BERLIN. „Die Kommunen haben im vergangenen Jahr einen zu hohen Tarifabschluss gemacht, jetzt laufen ihnen in etlichen Bereichen die Kosten davon“, sagte Niedersachsens Finanzminister Hartmut Möllring (CDU) dem Handelsblatt. „So etwas werden wir in den Ländern nicht zulassen“, sagte Möllring, der Verhandlungsführer der Arbeitgeber ist. Die von den Gewerkschaften geforderte Tariferhöhung von acht Prozent sei „abwegig“.

Die Tarifgespräche beginnen am Montag in Berlin. Sie betreffen insgesamt rund zwei Millionen Bedienstete der Bundesländer.

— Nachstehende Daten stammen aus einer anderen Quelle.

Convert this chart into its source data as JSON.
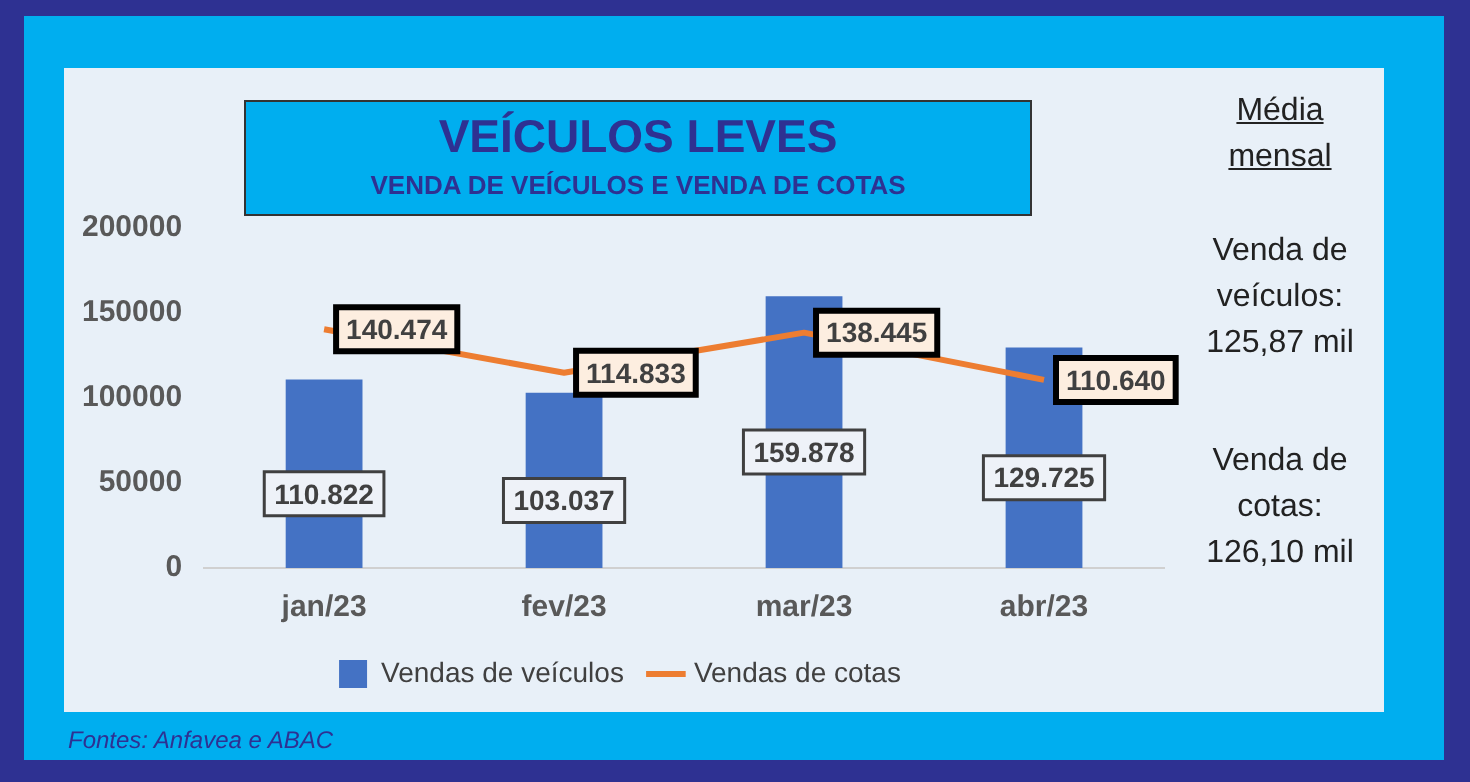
{
  "chart_data": {
    "type": "bar",
    "title": "VEÍCULOS LEVES",
    "subtitle": "VENDA DE VEÍCULOS E VENDA DE COTAS",
    "categories": [
      "jan/23",
      "fev/23",
      "mar/23",
      "abr/23"
    ],
    "series": [
      {
        "name": "Vendas de veículos",
        "color": "#4472c4",
        "values": [
          110822,
          103037,
          159878,
          129725
        ],
        "value_labels": [
          "110.822",
          "103.037",
          "159.878",
          "129.725"
        ]
      },
      {
        "name": "Vendas de cotas",
        "type": "line",
        "color": "#ed7d31",
        "values": [
          140474,
          114833,
          138445,
          110640
        ],
        "value_labels": [
          "140.474",
          "114.833",
          "138.445",
          "110.640"
        ]
      }
    ],
    "ylim": [
      0,
      200000
    ],
    "yticks": [
      0,
      50000,
      100000,
      150000,
      200000
    ],
    "grid": false,
    "legend": "bottom",
    "marker": "none",
    "annotations": [
      "Média mensal",
      "Venda de veículos: 125,87 mil",
      "Venda de cotas: 126,10 mil",
      "Fontes: Anfavea e ABAC"
    ]
  }
}
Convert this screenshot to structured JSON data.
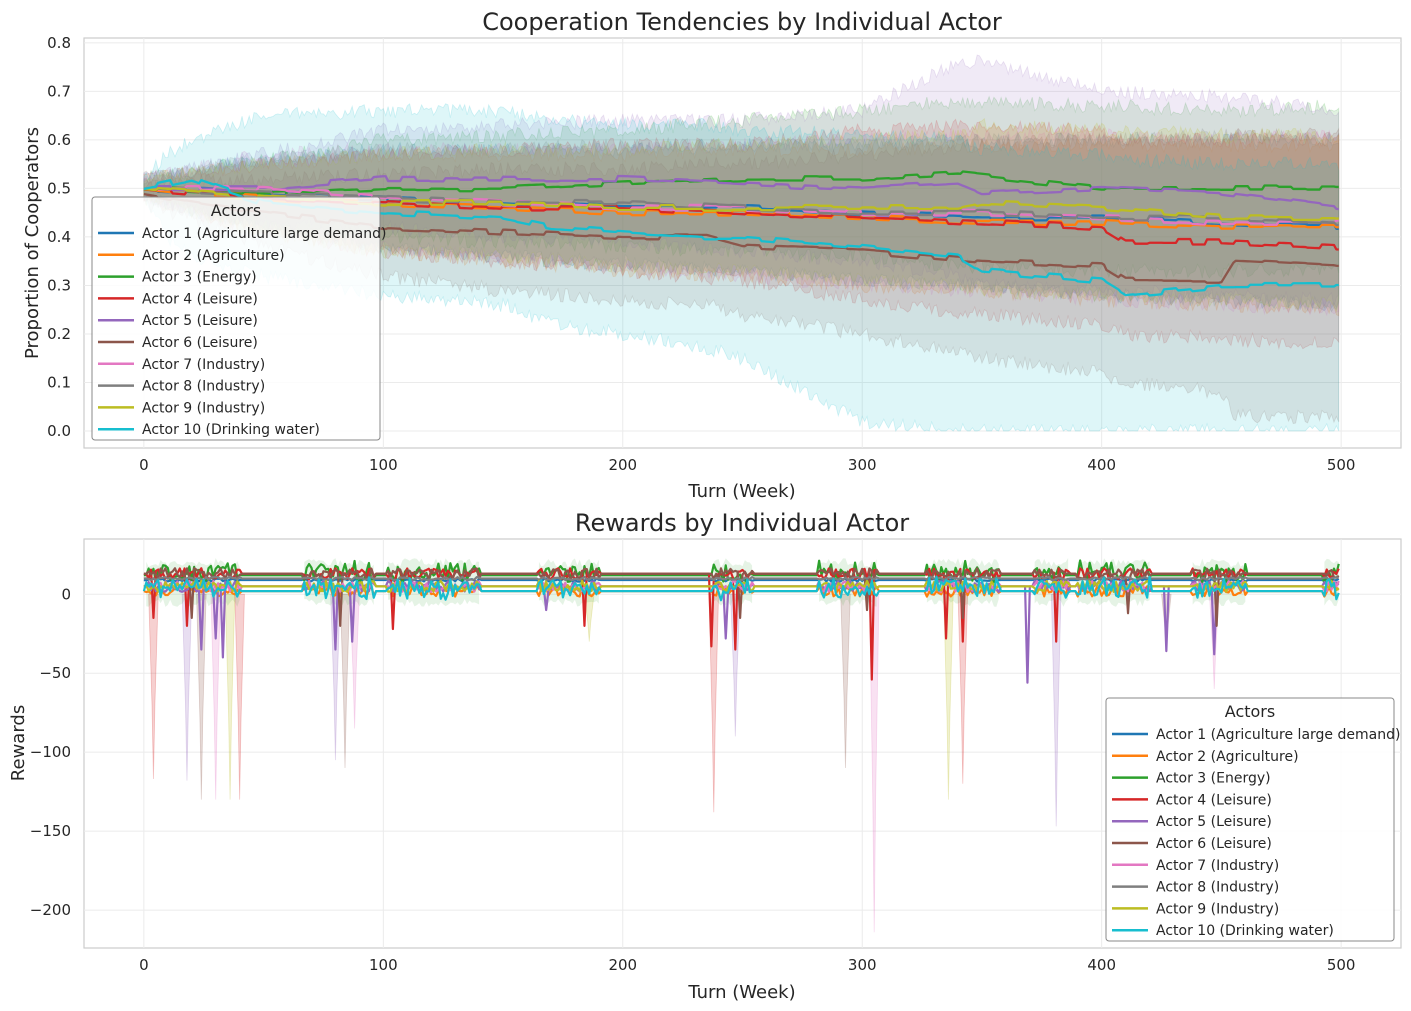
{
  "chart_data": [
    {
      "type": "line",
      "title": "Cooperation Tendencies by Individual Actor",
      "xlabel": "Turn (Week)",
      "ylabel": "Proportion of Cooperators",
      "xlim": [
        -25,
        525
      ],
      "ylim": [
        -0.035,
        0.81
      ],
      "xticks": [
        0,
        100,
        200,
        300,
        400,
        500
      ],
      "yticks": [
        0.0,
        0.1,
        0.2,
        0.3,
        0.4,
        0.5,
        0.6,
        0.7,
        0.8
      ],
      "ytick_labels": [
        "0.0",
        "0.1",
        "0.2",
        "0.3",
        "0.4",
        "0.5",
        "0.6",
        "0.7",
        "0.8"
      ],
      "grid": true,
      "legend": {
        "title": "Actors",
        "placement": "lower-left"
      },
      "shaded_band": "variability band around each line",
      "series": [
        {
          "name": "Actor 1 (Agriculture large demand)",
          "color": "#1f77b4",
          "x": [
            0,
            50,
            100,
            150,
            200,
            250,
            300,
            350,
            400,
            450,
            499
          ],
          "y": [
            0.5,
            0.49,
            0.48,
            0.47,
            0.46,
            0.46,
            0.45,
            0.44,
            0.44,
            0.43,
            0.42
          ],
          "lower": [
            0.48,
            0.42,
            0.38,
            0.36,
            0.34,
            0.33,
            0.31,
            0.3,
            0.28,
            0.27,
            0.26
          ],
          "upper": [
            0.52,
            0.56,
            0.58,
            0.58,
            0.58,
            0.59,
            0.59,
            0.6,
            0.6,
            0.6,
            0.6
          ]
        },
        {
          "name": "Actor 2 (Agriculture)",
          "color": "#ff7f0e",
          "x": [
            0,
            50,
            100,
            150,
            200,
            250,
            300,
            350,
            400,
            450,
            499
          ],
          "y": [
            0.5,
            0.48,
            0.47,
            0.46,
            0.45,
            0.45,
            0.44,
            0.43,
            0.43,
            0.42,
            0.42
          ],
          "lower": [
            0.48,
            0.41,
            0.37,
            0.35,
            0.33,
            0.32,
            0.3,
            0.29,
            0.27,
            0.26,
            0.25
          ],
          "upper": [
            0.52,
            0.55,
            0.57,
            0.57,
            0.57,
            0.58,
            0.58,
            0.59,
            0.59,
            0.59,
            0.59
          ]
        },
        {
          "name": "Actor 3 (Energy)",
          "color": "#2ca02c",
          "x": [
            0,
            50,
            100,
            150,
            200,
            250,
            300,
            340,
            400,
            450,
            499
          ],
          "y": [
            0.5,
            0.49,
            0.5,
            0.5,
            0.51,
            0.52,
            0.52,
            0.53,
            0.5,
            0.5,
            0.5
          ],
          "lower": [
            0.48,
            0.42,
            0.4,
            0.39,
            0.38,
            0.37,
            0.36,
            0.34,
            0.33,
            0.33,
            0.33
          ],
          "upper": [
            0.52,
            0.56,
            0.6,
            0.61,
            0.62,
            0.64,
            0.66,
            0.68,
            0.67,
            0.66,
            0.67
          ]
        },
        {
          "name": "Actor 4 (Leisure)",
          "color": "#d62728",
          "x": [
            0,
            50,
            100,
            150,
            200,
            250,
            300,
            350,
            400,
            410,
            450,
            499
          ],
          "y": [
            0.5,
            0.48,
            0.47,
            0.46,
            0.46,
            0.45,
            0.44,
            0.43,
            0.42,
            0.39,
            0.39,
            0.38
          ],
          "lower": [
            0.48,
            0.41,
            0.37,
            0.35,
            0.33,
            0.31,
            0.27,
            0.24,
            0.22,
            0.2,
            0.19,
            0.18
          ],
          "upper": [
            0.52,
            0.55,
            0.57,
            0.58,
            0.59,
            0.59,
            0.62,
            0.63,
            0.62,
            0.6,
            0.6,
            0.6
          ]
        },
        {
          "name": "Actor 5 (Leisure)",
          "color": "#9467bd",
          "x": [
            0,
            50,
            100,
            150,
            200,
            250,
            300,
            340,
            350,
            400,
            450,
            499
          ],
          "y": [
            0.5,
            0.5,
            0.52,
            0.52,
            0.52,
            0.51,
            0.5,
            0.51,
            0.49,
            0.5,
            0.49,
            0.46
          ],
          "lower": [
            0.48,
            0.43,
            0.42,
            0.4,
            0.39,
            0.37,
            0.35,
            0.32,
            0.3,
            0.29,
            0.28,
            0.27
          ],
          "upper": [
            0.52,
            0.57,
            0.62,
            0.63,
            0.64,
            0.64,
            0.66,
            0.76,
            0.76,
            0.7,
            0.69,
            0.66
          ]
        },
        {
          "name": "Actor 6 (Leisure)",
          "color": "#8c564b",
          "x": [
            0,
            50,
            100,
            150,
            200,
            235,
            250,
            300,
            350,
            400,
            410,
            450,
            455,
            499
          ],
          "y": [
            0.49,
            0.45,
            0.42,
            0.41,
            0.4,
            0.4,
            0.38,
            0.37,
            0.35,
            0.34,
            0.31,
            0.31,
            0.35,
            0.34
          ],
          "lower": [
            0.47,
            0.38,
            0.32,
            0.29,
            0.27,
            0.26,
            0.24,
            0.2,
            0.15,
            0.12,
            0.1,
            0.08,
            0.03,
            0.03
          ],
          "upper": [
            0.51,
            0.52,
            0.53,
            0.54,
            0.54,
            0.55,
            0.55,
            0.57,
            0.59,
            0.6,
            0.6,
            0.6,
            0.61,
            0.61
          ]
        },
        {
          "name": "Actor 7 (Industry)",
          "color": "#e377c2",
          "x": [
            0,
            50,
            100,
            150,
            200,
            250,
            300,
            350,
            400,
            450,
            499
          ],
          "y": [
            0.5,
            0.5,
            0.48,
            0.47,
            0.46,
            0.46,
            0.45,
            0.45,
            0.44,
            0.43,
            0.43
          ],
          "lower": [
            0.48,
            0.43,
            0.38,
            0.36,
            0.34,
            0.32,
            0.3,
            0.29,
            0.27,
            0.26,
            0.25
          ],
          "upper": [
            0.52,
            0.57,
            0.58,
            0.58,
            0.58,
            0.59,
            0.6,
            0.61,
            0.61,
            0.6,
            0.61
          ]
        },
        {
          "name": "Actor 8 (Industry)",
          "color": "#7f7f7f",
          "x": [
            0,
            50,
            100,
            150,
            200,
            250,
            300,
            350,
            400,
            450,
            499
          ],
          "y": [
            0.5,
            0.49,
            0.48,
            0.47,
            0.47,
            0.46,
            0.45,
            0.45,
            0.44,
            0.44,
            0.43
          ],
          "lower": [
            0.48,
            0.42,
            0.38,
            0.36,
            0.35,
            0.33,
            0.31,
            0.3,
            0.28,
            0.27,
            0.26
          ],
          "upper": [
            0.52,
            0.56,
            0.58,
            0.58,
            0.59,
            0.59,
            0.59,
            0.6,
            0.6,
            0.61,
            0.6
          ]
        },
        {
          "name": "Actor 9 (Industry)",
          "color": "#bcbd22",
          "x": [
            0,
            50,
            100,
            150,
            200,
            250,
            300,
            340,
            350,
            400,
            450,
            499
          ],
          "y": [
            0.5,
            0.48,
            0.47,
            0.47,
            0.46,
            0.46,
            0.46,
            0.46,
            0.47,
            0.46,
            0.44,
            0.44
          ],
          "lower": [
            0.48,
            0.41,
            0.37,
            0.36,
            0.34,
            0.33,
            0.31,
            0.3,
            0.29,
            0.28,
            0.27,
            0.26
          ],
          "upper": [
            0.52,
            0.55,
            0.57,
            0.58,
            0.58,
            0.59,
            0.6,
            0.61,
            0.63,
            0.62,
            0.61,
            0.61
          ]
        },
        {
          "name": "Actor 10 (Drinking water)",
          "color": "#17becf",
          "x": [
            0,
            10,
            20,
            50,
            100,
            150,
            170,
            200,
            235,
            250,
            300,
            340,
            350,
            400,
            410,
            450,
            470,
            499
          ],
          "y": [
            0.5,
            0.51,
            0.52,
            0.47,
            0.45,
            0.44,
            0.42,
            0.41,
            0.4,
            0.4,
            0.38,
            0.36,
            0.33,
            0.31,
            0.28,
            0.3,
            0.3,
            0.3
          ],
          "lower": [
            0.48,
            0.4,
            0.36,
            0.32,
            0.28,
            0.26,
            0.22,
            0.2,
            0.17,
            0.15,
            0.02,
            0.0,
            0.0,
            0.0,
            0.0,
            0.0,
            0.0,
            0.0
          ],
          "upper": [
            0.52,
            0.57,
            0.6,
            0.65,
            0.66,
            0.66,
            0.64,
            0.63,
            0.63,
            0.62,
            0.61,
            0.6,
            0.58,
            0.57,
            0.56,
            0.55,
            0.55,
            0.55
          ]
        }
      ]
    },
    {
      "type": "line",
      "title": "Rewards by Individual Actor",
      "xlabel": "Turn (Week)",
      "ylabel": "Rewards",
      "xlim": [
        -25,
        525
      ],
      "ylim": [
        -224,
        35
      ],
      "xticks": [
        0,
        100,
        200,
        300,
        400,
        500
      ],
      "yticks": [
        0,
        -50,
        -100,
        -150,
        -200
      ],
      "ytick_labels": [
        "0",
        "−50",
        "−100",
        "−150",
        "−200"
      ],
      "grid": true,
      "legend": {
        "title": "Actors",
        "placement": "center-right"
      },
      "active_periods": [
        [
          1,
          40
        ],
        [
          67,
          96
        ],
        [
          102,
          140
        ],
        [
          165,
          190
        ],
        [
          238,
          254
        ],
        [
          282,
          306
        ],
        [
          327,
          357
        ],
        [
          372,
          386
        ],
        [
          390,
          420
        ],
        [
          438,
          460
        ],
        [
          493,
          499
        ]
      ],
      "series": [
        {
          "name": "Actor 1 (Agriculture large demand)",
          "color": "#1f77b4",
          "baseline": 9,
          "dips": []
        },
        {
          "name": "Actor 2 (Agriculture)",
          "color": "#ff7f0e",
          "baseline": 2,
          "dips": []
        },
        {
          "name": "Actor 3 (Energy)",
          "color": "#2ca02c",
          "baseline": 12,
          "dips": []
        },
        {
          "name": "Actor 4 (Leisure)",
          "color": "#d62728",
          "baseline": 13,
          "dips": [
            [
              4,
              -15
            ],
            [
              18,
              -20
            ],
            [
              104,
              -22
            ],
            [
              184,
              -20
            ],
            [
              237,
              -33
            ],
            [
              247,
              -35
            ],
            [
              304,
              -54
            ],
            [
              335,
              -28
            ],
            [
              342,
              -30
            ],
            [
              381,
              -30
            ]
          ]
        },
        {
          "name": "Actor 5 (Leisure)",
          "color": "#9467bd",
          "baseline": 5,
          "dips": [
            [
              24,
              -35
            ],
            [
              30,
              -28
            ],
            [
              33,
              -40
            ],
            [
              80,
              -35
            ],
            [
              87,
              -30
            ],
            [
              168,
              -10
            ],
            [
              243,
              -28
            ],
            [
              369,
              -56
            ],
            [
              427,
              -36
            ],
            [
              447,
              -38
            ]
          ]
        },
        {
          "name": "Actor 6 (Leisure)",
          "color": "#8c564b",
          "baseline": 13,
          "dips": [
            [
              20,
              -15
            ],
            [
              82,
              -20
            ],
            [
              249,
              -15
            ],
            [
              302,
              -10
            ],
            [
              342,
              -15
            ],
            [
              411,
              -12
            ],
            [
              448,
              -20
            ]
          ]
        },
        {
          "name": "Actor 7 (Industry)",
          "color": "#e377c2",
          "baseline": 5,
          "dips": []
        },
        {
          "name": "Actor 8 (Industry)",
          "color": "#7f7f7f",
          "baseline": 10,
          "dips": []
        },
        {
          "name": "Actor 9 (Industry)",
          "color": "#bcbd22",
          "baseline": 5,
          "dips": []
        },
        {
          "name": "Actor 10 (Drinking water)",
          "color": "#17becf",
          "baseline": 2,
          "dips": []
        }
      ],
      "band_spikes": [
        [
          4,
          -117
        ],
        [
          18,
          -118
        ],
        [
          24,
          -130
        ],
        [
          30,
          -130
        ],
        [
          36,
          -130
        ],
        [
          40,
          -130
        ],
        [
          80,
          -105
        ],
        [
          84,
          -110
        ],
        [
          88,
          -85
        ],
        [
          186,
          -30
        ],
        [
          238,
          -138
        ],
        [
          247,
          -90
        ],
        [
          293,
          -110
        ],
        [
          305,
          -214
        ],
        [
          336,
          -130
        ],
        [
          342,
          -120
        ],
        [
          381,
          -147
        ],
        [
          427,
          -35
        ],
        [
          447,
          -60
        ]
      ]
    }
  ]
}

Die Gewerkschaften Verdi und DBB Tarifunion orientieren sich mit ihrer Acht-Prozent-Forderung an dem, was sie 2008 bereits für die Beschäftigten von Bund und Kommunen verlangt hatten. Tatsächlich erreichten sie damit im vergangenen Frühjahr Erhöhungen in Stufen von 5,1 und 2,8 Prozent über eine Laufzeit von gut zwei Jahren.

Den Vorwurf der Gewerkschaften, dass es massive Probleme gebe, qualifiziertes Personal für den öffentlichen Dienst zu gewinnen, wies Möllring zurück: „Wir bekommen im Schnitt noch 20 bis 60 Bewerbungen auf eine Stelle.“ Das sei nicht gerade ein Indiz für mangelnde Attraktivität. Offenbar wüssten viele Bewerber gerade in wirtschaftlich schwieriger Zeit, den Faktor Arbeitsplatzsicherheit zu schätzen. Verdi hatte berichtet, die Bundesregierung zahle mittlerweile vierstellige Gehaltszuschläge, um IT-Spezialisten zu bekommen.